In a special report released last week, the Justice Department’s 9/11 Victim Compensation Fund said more people have died from illnesses caused by 9/11 than died in the Sept. 11, 2001 terror attacks themselves.
The VCF’s report says that roughly 48 percent of 9/11 survivors eligible for compensation have come down with cancer in the years since the attacks. And cancer is one of the leading causes of deaths post-9/11.
“It is also sobering to see that more people are now believed to have died of 9/11-related illnesses than were lost on September 11, 2001,” the report notes.
VCF Has Paid Out a Drop in the Bucket
About 400,000 people were exposed to toxic contaminants in the wake of 9/11. Only about 40,000 of them have received awards from the VCF. The fund has paid out over $8.95 billion so far.
The Centers for Disease Control and Prevention (CDC) has a program for survivors directly impacted by the 9/11 attacks. It’s called The World Trade Center Health Program. Its enrollee list is not comprehensive. But the CDC has gathered some data about survivors of the attacks based on the program’s participants.
According to CDC data, aerodigestive conditions are by far the most common type of health issue to crop up in both first responders and members of the public who dealt with the aftermath of the attacks. Next is cancer. That’s followed by mental health struggles. Least common, but still numbering in the hundreds, are musculoskeletal and traumatic injuries.
The most common cancer to affect survivors is skin cancer. That’s followed by male reproductive system cancers, then breast cancer.
9/11 Led to Many Subsequent Deaths
By 2020, 721 additional people tracked by the WTC Health Program had died. However, in the VCF’s report, Attorney General Merrick Garland claims, vaguely, that the total number impacted is in the tens of thousands. (The report does not specify how it arrived at its conclusions about how many have died since 9/11. Nor does it offer any specific numbers to back those claims up.)
Meanwhile, on the eve of the 20th anniversary of the attacks, advocates for 9/11 survivors spoke at Ground Zero. They vowed to keep after Congress for more funding. And they stressed the importance of continuing to help people battling 9/11-related illnesses.
“We can never forget those responders who were willing to do whatever it takes to make sure their health is protected, their families are protected as long as possible,” former New York Governor George Pataki said.
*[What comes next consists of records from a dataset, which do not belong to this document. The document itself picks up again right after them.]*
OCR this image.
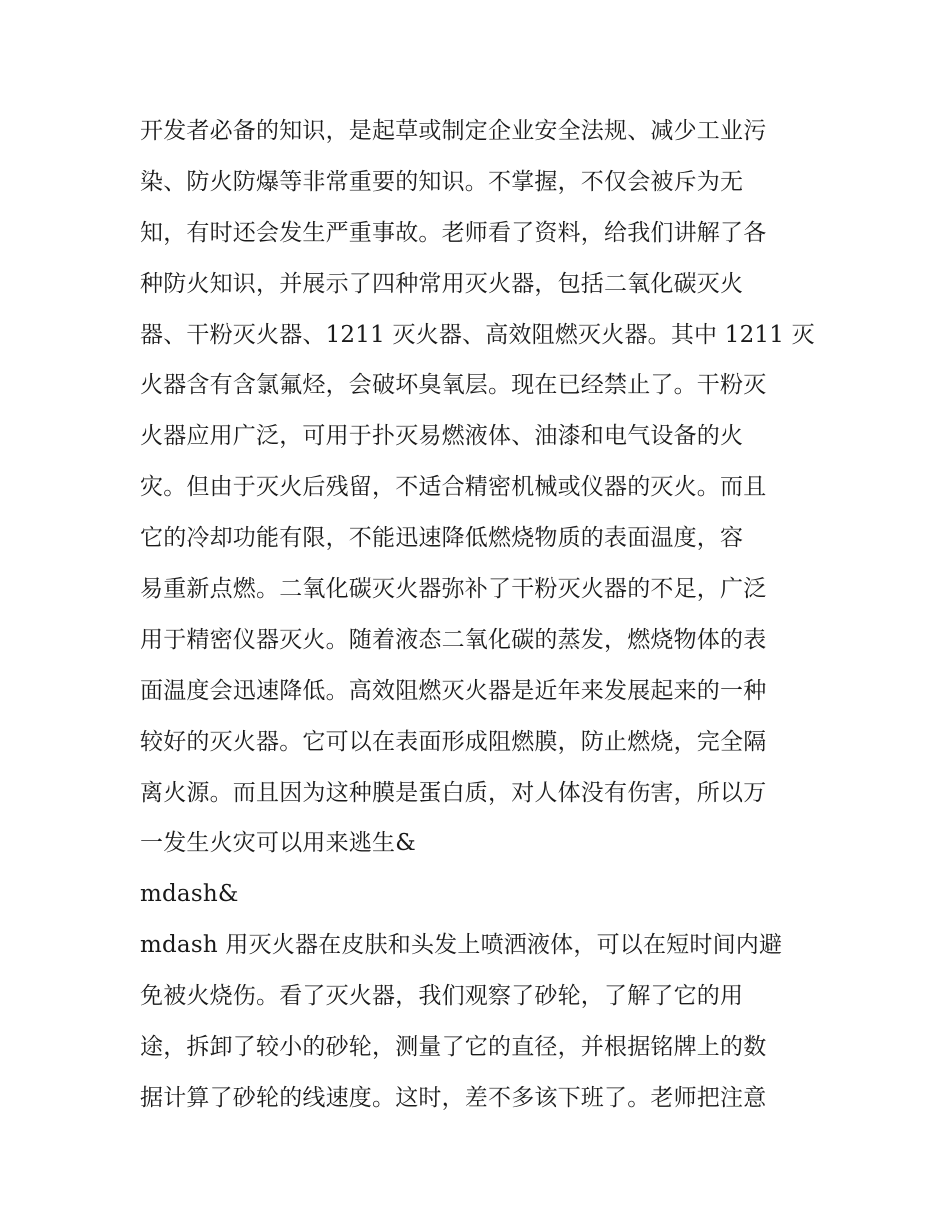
开发者必备的知识，是起草或制定企业安全法规、减少工业污
染、防火防爆等非常重要的知识。不掌握，不仅会被斥为无
知，有时还会发生严重事故。老师看了资料，给我们讲解了各
种防火知识，并展示了四种常用灭火器，包括二氧化碳灭火
器、干粉灭火器、1211 灭火器、高效阻燃灭火器。其中 1211 灭
火器含有含氯氟烃，会破坏臭氧层。现在已经禁止了。干粉灭
火器应用广泛，可用于扑灭易燃液体、油漆和电气设备的火
灾。但由于灭火后残留，不适合精密机械或仪器的灭火。而且
它的冷却功能有限，不能迅速降低燃烧物质的表面温度，容
易重新点燃。二氧化碳灭火器弥补了干粉灭火器的不足，广泛
用于精密仪器灭火。随着液态二氧化碳的蒸发，燃烧物体的表
面温度会迅速降低。高效阻燃灭火器是近年来发展起来的一种
较好的灭火器。它可以在表面形成阻燃膜，防止燃烧，完全隔
离火源。而且因为这种膜是蛋白质，对人体没有伤害，所以万
一发生火灾可以用来逃生&
mdash&
mdash 用灭火器在皮肤和头发上喷洒液体，可以在短时间内避
免被火烧伤。看了灭火器，我们观察了砂轮，了解了它的用
途，拆卸了较小的砂轮，测量了它的直径，并根据铭牌上的数
据计算了砂轮的线速度。这时，差不多该下班了。老师把注意
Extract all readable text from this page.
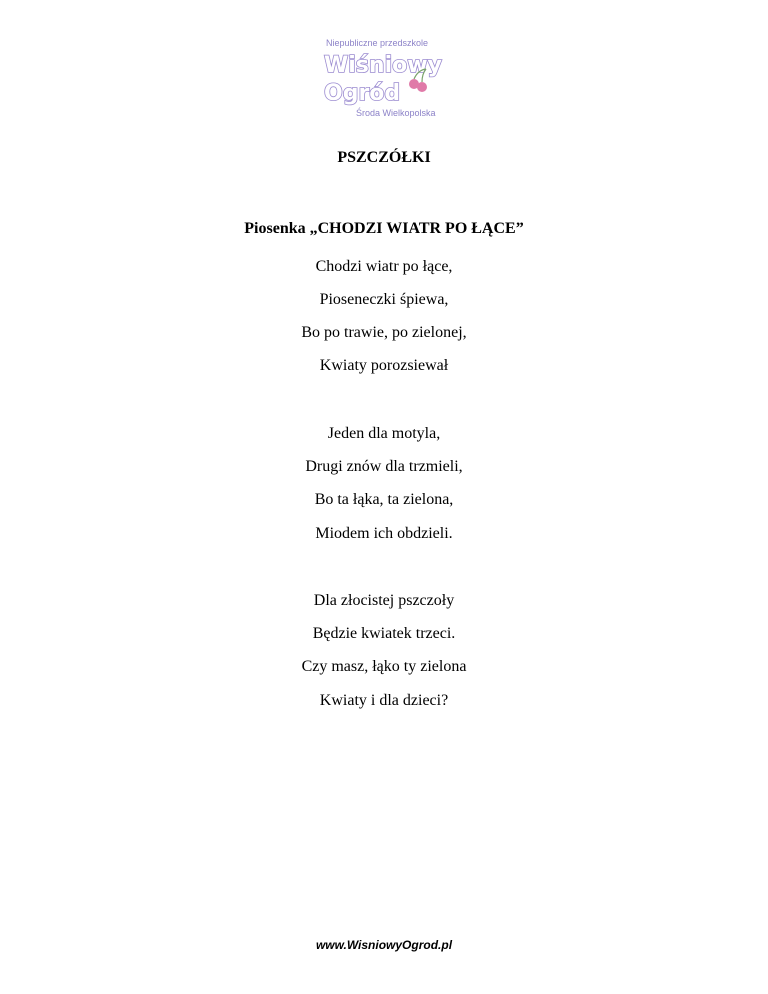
Niepubliczne przedszkole
Wiśniowy
Ogród
Środa Wielkopolska
PSZCZÓŁKI
Piosenka „CHODZI WIATR PO ŁĄCE”
Chodzi wiatr po łące,
Pioseneczki śpiewa,
Bo po trawie, po zielonej,
Kwiaty porozsiewał
Jeden dla motyla,
Drugi znów dla trzmieli,
Bo ta łąka, ta zielona,
Miodem ich obdzieli.
Dla złocistej pszczoły
Będzie kwiatek trzeci.
Czy masz, łąko ty zielona
Kwiaty i dla dzieci?
www.WisniowyOgrod.pl
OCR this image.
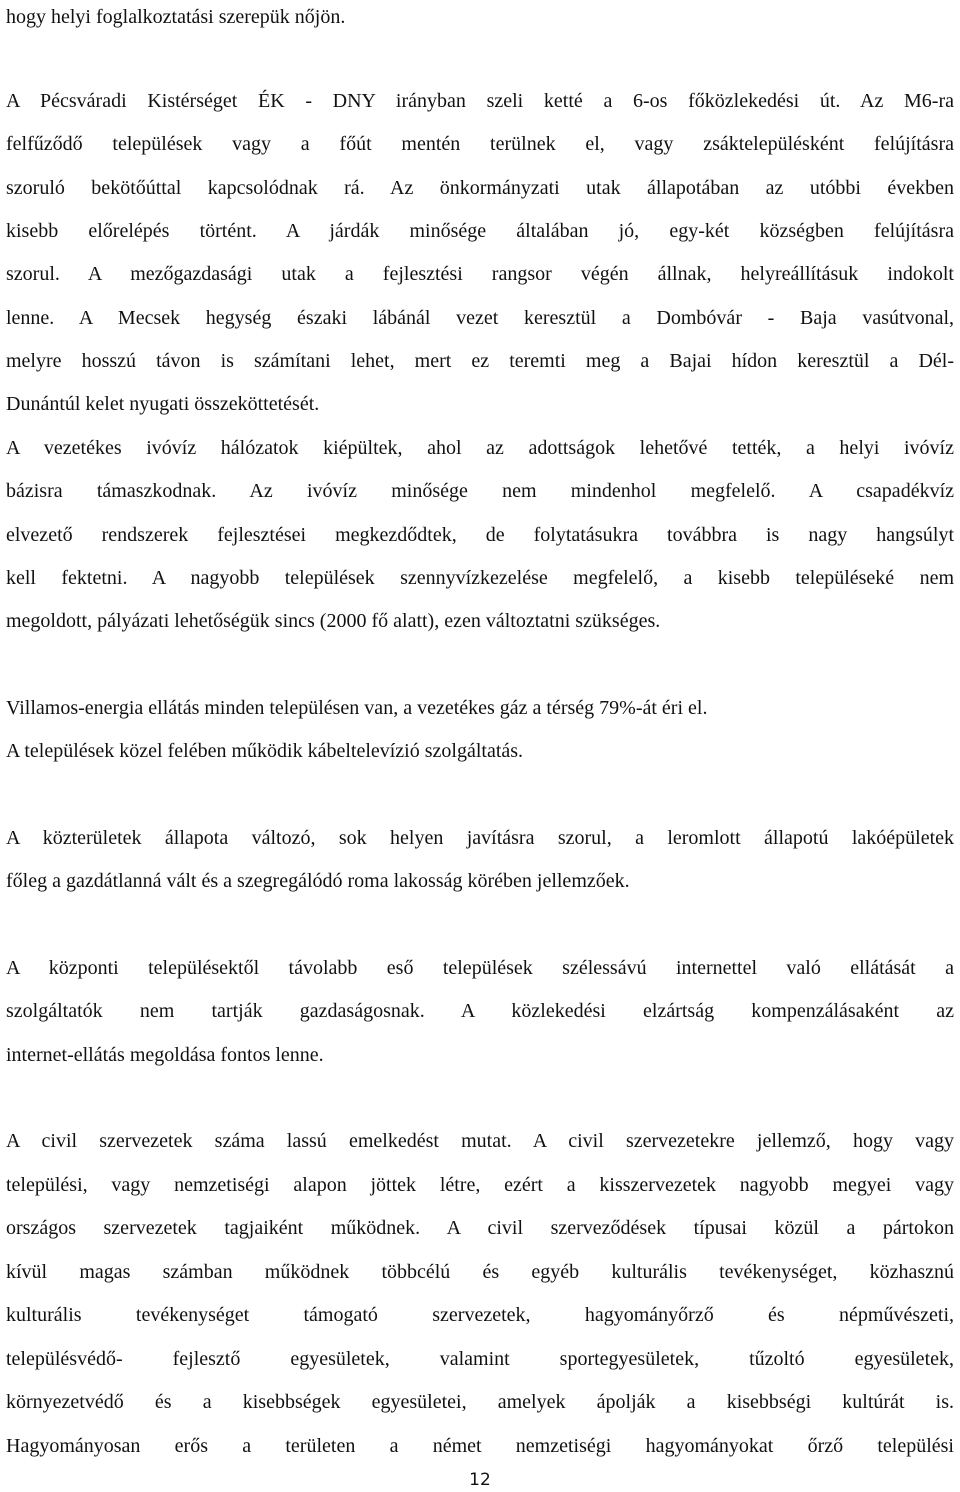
hogy helyi foglalkoztatási szerepük nőjön.
A Pécsváradi Kistérséget ÉK - DNY irányban szeli ketté a 6-os főközlekedési út. Az M6-ra
felfűződő települések vagy a főút mentén terülnek el, vagy zsáktelepülésként felújításra
szoruló bekötőúttal kapcsolódnak rá. Az önkormányzati utak állapotában az utóbbi években
kisebb előrelépés történt. A járdák minősége általában jó, egy-két községben felújításra
szorul. A mezőgazdasági utak a fejlesztési rangsor végén állnak, helyreállításuk indokolt
lenne. A Mecsek hegység északi lábánál vezet keresztül a Dombóvár - Baja vasútvonal,
melyre hosszú távon is számítani lehet, mert ez teremti meg a Bajai hídon keresztül a Dél-
Dunántúl kelet nyugati összeköttetését.
A vezetékes ivóvíz hálózatok kiépültek, ahol az adottságok lehetővé tették, a helyi ivóvíz
bázisra támaszkodnak. Az ivóvíz minősége nem mindenhol megfelelő. A csapadékvíz
elvezető rendszerek fejlesztései megkezdődtek, de folytatásukra továbbra is nagy hangsúlyt
kell fektetni. A nagyobb települések szennyvízkezelése megfelelő, a kisebb településeké nem
megoldott, pályázati lehetőségük sincs (2000 fő alatt), ezen változtatni szükséges.
Villamos-energia ellátás minden településen van, a vezetékes gáz a térség 79%-át éri el.
A települések közel felében működik kábeltelevízió szolgáltatás.
A közterületek állapota változó, sok helyen javításra szorul, a leromlott állapotú lakóépületek
főleg a gazdátlanná vált és a szegregálódó roma lakosság körében jellemzőek.
A központi településektől távolabb eső települések szélessávú internettel való ellátását a
szolgáltatók nem tartják gazdaságosnak. A közlekedési elzártság kompenzálásaként az
internet-ellátás megoldása fontos lenne.
A civil szervezetek száma lassú emelkedést mutat. A civil szervezetekre jellemző, hogy vagy
települési, vagy nemzetiségi alapon jöttek létre, ezért a kisszervezetek nagyobb megyei vagy
országos szervezetek tagjaiként működnek. A civil szerveződések típusai közül a pártokon
kívül magas számban működnek többcélú és egyéb kulturális tevékenységet, közhasznú
kulturális tevékenységet támogató szervezetek, hagyományőrző és népművészeti,
településvédő- fejlesztő egyesületek, valamint sportegyesületek, tűzoltó egyesületek,
környezetvédő és a kisebbségek egyesületei, amelyek ápolják a kisebbségi kultúrát is.
Hagyományosan erős a területen a német nemzetiségi hagyományokat őrző települési
12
The fire union leaders, lawyers and officials who gathered there said they recently learned they would have to lobby Congress yet again soon. They’re aiming to get medical monitoring and prescription drug coverage for 9/11 survivors who have gotten sick from their exposure.
“We want everybody to realize that people are still getting sick and dying from the attacks and the rescue and recovery that happened 20 years ago,” said Uniformed Fire Officers Association President Jim McCarthy.